March 18, 2005

It's My Party and I'll Cry if I Want To

So I'm just going along, reading "The Garden Party" by Katherine Mansfield, more or less enjoying the story. I'm just about to turn the page to see how Laura responds to "Isn't it, darling?" when...nothing. The story is over. Who ends a story with a question like that?

Mansfield apparently, and rightly so. I don't think "The Garden Party" was lacking anything; nothing should be changed. Laura didn't need to have some life altering experience or completely abandon her aristocratic ways. It wouldn't have been real or true to life at all. I can imagine Laura, worrying about all the troubles, pushing them aside to think "Oh well" and go on with her life. That was how she was raised, that was what she was taught. Although Laura was perched on the edge of a total turnaround, she didn't take the final jump. She knew, that in the back of her mind, that her life really was better and she should just appreciate it once and for all. She put the blinders back on and went into her sheltered world again. That is what someone in her position would have done then and, honestly, I might have too.

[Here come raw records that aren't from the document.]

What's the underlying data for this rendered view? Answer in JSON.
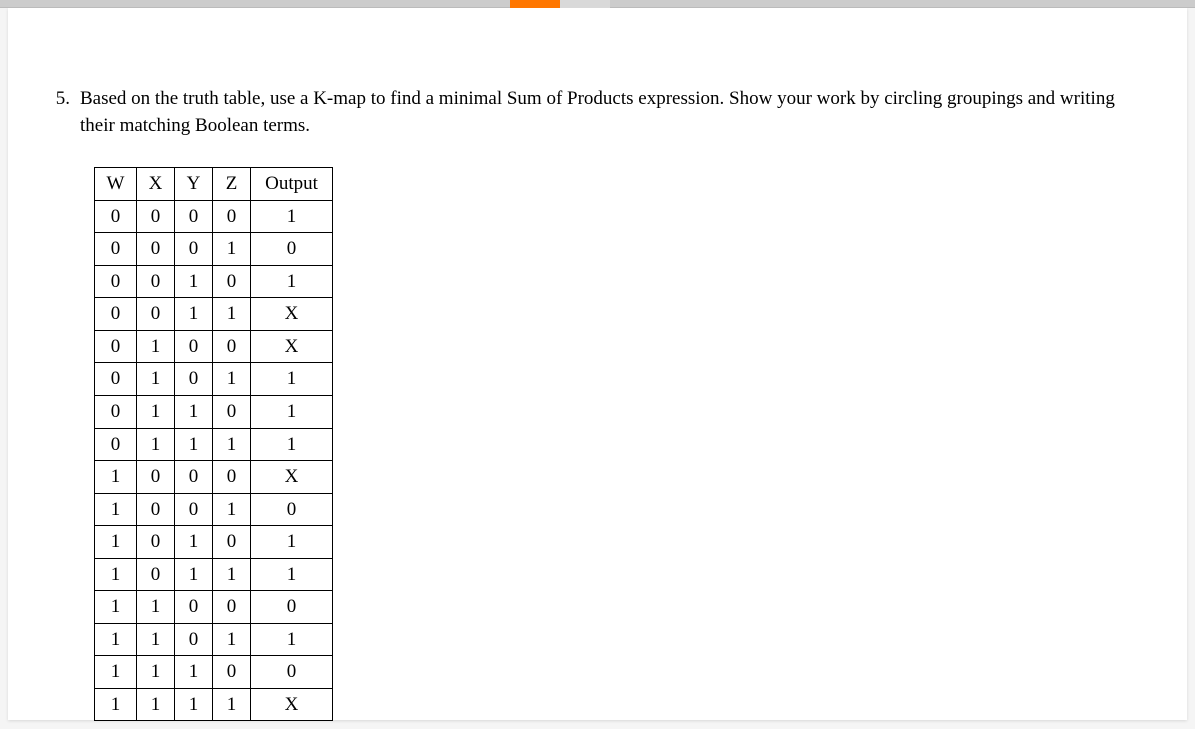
{
  "question": {
    "number": "5.",
    "text": "Based on the truth table, use a K-map to find a minimal Sum of Products expression. Show your work by circling groupings and writing their matching Boolean terms."
  },
  "table": {
    "headers": {
      "w": "W",
      "x": "X",
      "y": "Y",
      "z": "Z",
      "out": "Output"
    },
    "rows": [
      {
        "w": "0",
        "x": "0",
        "y": "0",
        "z": "0",
        "out": "1"
      },
      {
        "w": "0",
        "x": "0",
        "y": "0",
        "z": "1",
        "out": "0"
      },
      {
        "w": "0",
        "x": "0",
        "y": "1",
        "z": "0",
        "out": "1"
      },
      {
        "w": "0",
        "x": "0",
        "y": "1",
        "z": "1",
        "out": "X"
      },
      {
        "w": "0",
        "x": "1",
        "y": "0",
        "z": "0",
        "out": "X"
      },
      {
        "w": "0",
        "x": "1",
        "y": "0",
        "z": "1",
        "out": "1"
      },
      {
        "w": "0",
        "x": "1",
        "y": "1",
        "z": "0",
        "out": "1"
      },
      {
        "w": "0",
        "x": "1",
        "y": "1",
        "z": "1",
        "out": "1"
      },
      {
        "w": "1",
        "x": "0",
        "y": "0",
        "z": "0",
        "out": "X"
      },
      {
        "w": "1",
        "x": "0",
        "y": "0",
        "z": "1",
        "out": "0"
      },
      {
        "w": "1",
        "x": "0",
        "y": "1",
        "z": "0",
        "out": "1"
      },
      {
        "w": "1",
        "x": "0",
        "y": "1",
        "z": "1",
        "out": "1"
      },
      {
        "w": "1",
        "x": "1",
        "y": "0",
        "z": "0",
        "out": "0"
      },
      {
        "w": "1",
        "x": "1",
        "y": "0",
        "z": "1",
        "out": "1"
      },
      {
        "w": "1",
        "x": "1",
        "y": "1",
        "z": "0",
        "out": "0"
      },
      {
        "w": "1",
        "x": "1",
        "y": "1",
        "z": "1",
        "out": "X"
      }
    ]
  }
}
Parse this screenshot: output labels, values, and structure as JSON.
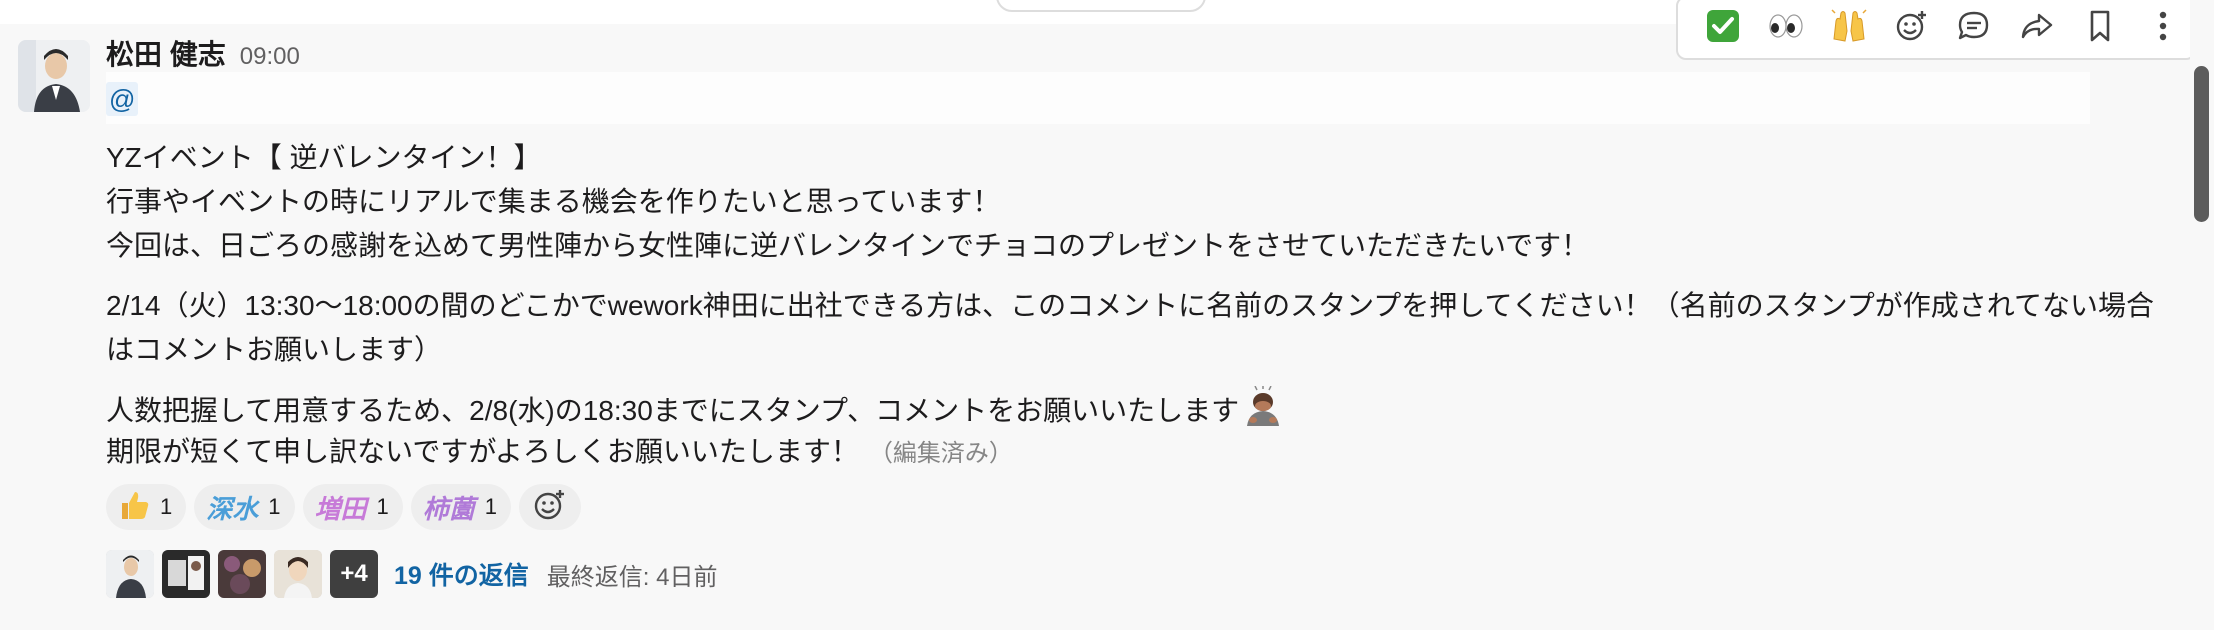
{
  "message": {
    "author": "松田 健志",
    "time": "09:00",
    "mention": "@",
    "lines": [
      "YZイベント【 逆バレンタイン！】",
      "行事やイベントの時にリアルで集まる機会を作りたいと思っています！",
      "今回は、日ごろの感謝を込めて男性陣から女性陣に逆バレンタインでチョコのプレゼントをさせていただきたいです！",
      "2/14（火）13:30〜18:00の間のどこかでwework神田に出社できる方は、このコメントに名前のスタンプを押してください！（名前のスタンプが作成されてない場合",
      "はコメントお願いします）",
      "人数把握して用意するため、2/8(水)の18:30までにスタンプ、コメントをお願いいたします",
      "期限が短くて申し訳ないですがよろしくお願いいたします！"
    ],
    "edited": "（編集済み）",
    "bow_emoji": "person-bowing-icon"
  },
  "reactions": [
    {
      "icon": "thumbs-up-icon",
      "count": "1"
    },
    {
      "stamp": "深水",
      "color": "#4a9ed8",
      "count": "1"
    },
    {
      "stamp": "増田",
      "color": "#c77ad8",
      "count": "1"
    },
    {
      "stamp": "柿薗",
      "color": "#b07ad8",
      "count": "1"
    }
  ],
  "thread": {
    "more": "+4",
    "reply_count": "19 件の返信",
    "last_reply": "最終返信: 4日前"
  },
  "toolbar": {
    "items": [
      "check-mark-icon",
      "eyes-icon",
      "raised-hands-icon",
      "add-reaction-icon",
      "reply-in-thread-icon",
      "share-icon",
      "bookmark-icon",
      "more-actions-icon"
    ]
  },
  "colors": {
    "link": "#1264a3",
    "background": "#f8f8f8",
    "check_green": "#3fa53a"
  }
}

I'm not really sure I agree with Foster's take on the story though. Demeter? Persephone? The underworld? I didn't get any of that! I can see his arguments for the underworld, with the dark images and view of another place, but I can't put the Greek connection together. To me, that's a bit of a stretch. Sorry.

Posted by VanessaKolberg at March 18, 2005 06:38 PM | TrackBack

I had suggested in my blog that the Greek references are going to be almost obsolete soon because kids don't read mythology anymore - I bet no one in our class picked up on the mythology stuff because we haven't really been exposed to mythology. I took a mythology course freshman year of college (back in the stone ages, ya know?) but do you think I remember anything? Hah!

I don't know if I agree with the statement: "She put the blinders back on and went into her sheltered world again."

That was the general consensus reached in class but I figure: the experience touched her - she was crying. The question, I guess, is what she meant by the statement "Isn't life... ?" I like to think that maybe this exposure to real life would have changed her... subtly perhaps but enough that she cried about it. Since we don't really know where she goes from here, it's totally up to speculation. Maybe I'm just a positive thinker?

Posted by: moira at March 22, 2005 12:50 PM

Yes, I think you are just a positive thinker! Ha. No, really, you make a good point. There probably was a change of some sort, albeit not a large one. And it really is all speculation- isn't all of literature really?